I'm poised between two hospitals: Alta Bates in Berkeley with Dr. K. and his staff, and UCSF Medical Center in San Francisco where I met the head of their bone marrow transplant program on Wednesday. Dr. D.'s demeanor was gently welcoming, his brilliance not compromised when he explained things in a manner I could understand. I am moving ahead with the decision to seek a bone marrow transplant even while I feel fear and doubt. My chances of survival are crap with chemo alone. They are doubled but still marginal with a transplant. My head spins, my anger rises. My work and income generation are on hold while I've made a few attempts to step back into bits of its markets research here and there. 

Another friend is returning this week to her native Switzerland, this 14-year California chapter in her life closing with love and goodness as well as sadness. 

Aeons ago I would try to construct Reasons for everything, from death to illness to grievous errors. I'd get my sticky note cosmic rationale collection poised and ready for slapping on. I needed Reasons for everything with no exceptions. Today I have let that go when it is clear that I haven't a freaking clue what in the hell is happening. I don't know WHY Marilyn died last Saturday morning or why I have acute leukemia. Last week, leaving a Camaldolese Eucharist service with two new acquaintances, one of them told a story and then said, "Everything happens for a reason." I paused, took a breath and then disagreed, not with that vibrationally barbaric "I'm going to run over your belief system" fire breath but taking the opportunity to have a voice and then let it be. 

I feel oddly naked and unarmed to confess this. 

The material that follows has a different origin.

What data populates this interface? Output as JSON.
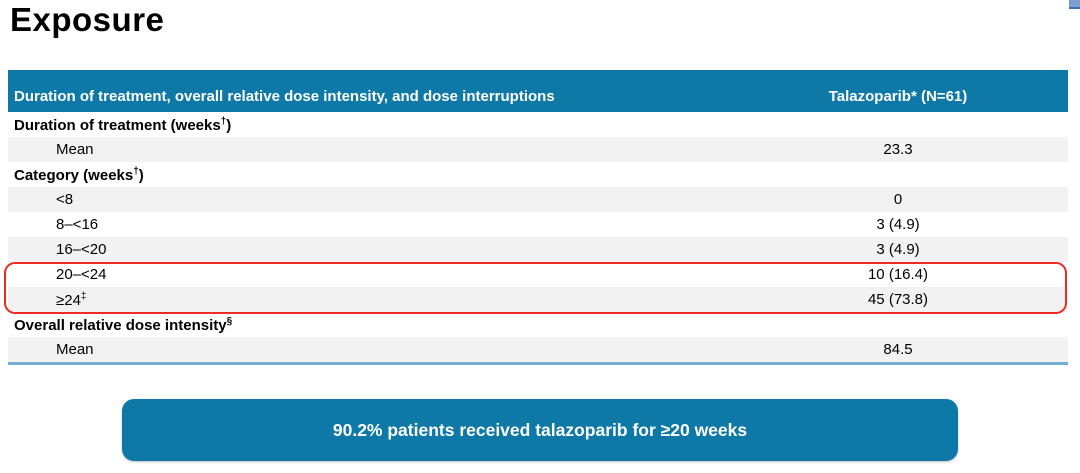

I wonder if strength and unarmed vulnerability, even weakness, can coexist. 

1 comment:

Granny Janny and Alison said...

I am sorry to hear you had a shitty week but glad to hear you feel free to say that. Here is a bit of wisdom from India's famous poet, Rabindranath Tagore. Your post made me think of this.

If life's journey be endless where is its goal? The answer is, it is everywhere. We are in a palace which has no end, but which we have reached. By exploring it and extending our relationship with it we are ever making it more and more our own. The infant is born in the same universe where lives the adult of ripe mind. But its position is not like a schoolboy who has yet to learn his alphabet, finding himself in a college class. The infant has it own joy of life because the world is not a mere road, but a home, of which it will have more and more as it grows up in wisdom. With our road that gain is at every step, for it is the road and the home in one; it leads us on yet gives us shelter.